GREY, Sir WILLIAM, thirteenth Baron Grey de Wilton (d. 1562), fourth son of Sir Edmund de Grey, ninth baron (d. 1511), survived his three brothers, the tenth, eleventh, and twelfth barons, who died in their minority, and was summoned to parliament on 3 Nov. 1529. He was one of the commanders in the expedition made into France in 1544, under John, lord Russell, and assisted in the siege of Montreuil. There seems to have been some jealousy between Grey and the famous Earl of Surrey. Grey had been appointed chief captain of the army called 'the Crews,' and it was arranged in 1545 that this command should be transferred to Surrey, while Grey was to be appointed lieutenant of Boulogne in the room of Lord Poynings. Upon letters from Guisnes, however, the king ordered Grey to keep his old charge, while Surrey was sent to Boulogne. Secretary Paget speaks of the sinister means constantly employed to set these noblemen at variance.
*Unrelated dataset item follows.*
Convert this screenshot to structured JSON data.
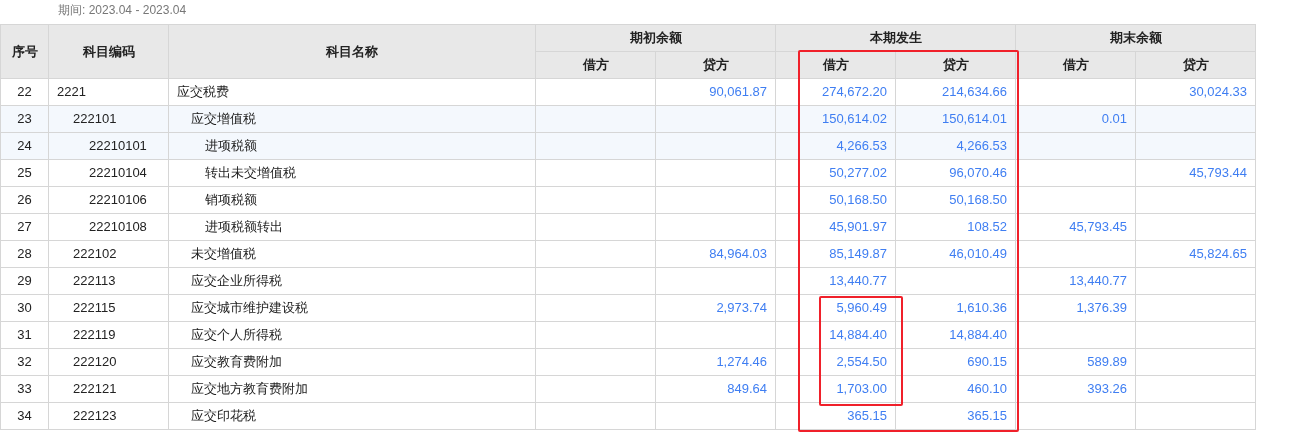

Grey finally superseded Surrey as lieutenant of Boulogne in April 1546. During the French campaign Grey distinguished himself greatly, especially by his destruction of the Chatillon fortress, which he razed completely to the ground. The king took Grey into favour, and promised him rewards and preferment, but the promise failed in consequence of the king's death. In the first year of Edward VI, Grey, being then a field-marshal and captain-general of horse, was sent into Scotland. He placed himself at the head of the army, and in that position made the first charge against the enemy at the battle of Pinkie Cleugh, on 10 Sept. 1547. 'In this battle,' says Arthur, lord Grey, in his 'commentary' upon the services of his father, Grey 'receaved a greate wounde in the mouthe with a pyke, sutche as clave one of his teethe, strake hym thowroghe the tongue, and three fyngers deepe into the rouff of his mouthe: yet notwithstondyng hee poursued owte the chase, wheryn, whot with the aboundance of blood, heate of the weather, and dust of the press, hee had surely been suffocated had not the Duke of Northehumberland, then earle of Warwyck, lyghted and lyfted a fyrcken of ale too hys head, as they passed thowroughe the Scottische camp.' Grey recovered, and twelve days later (22 Sept.)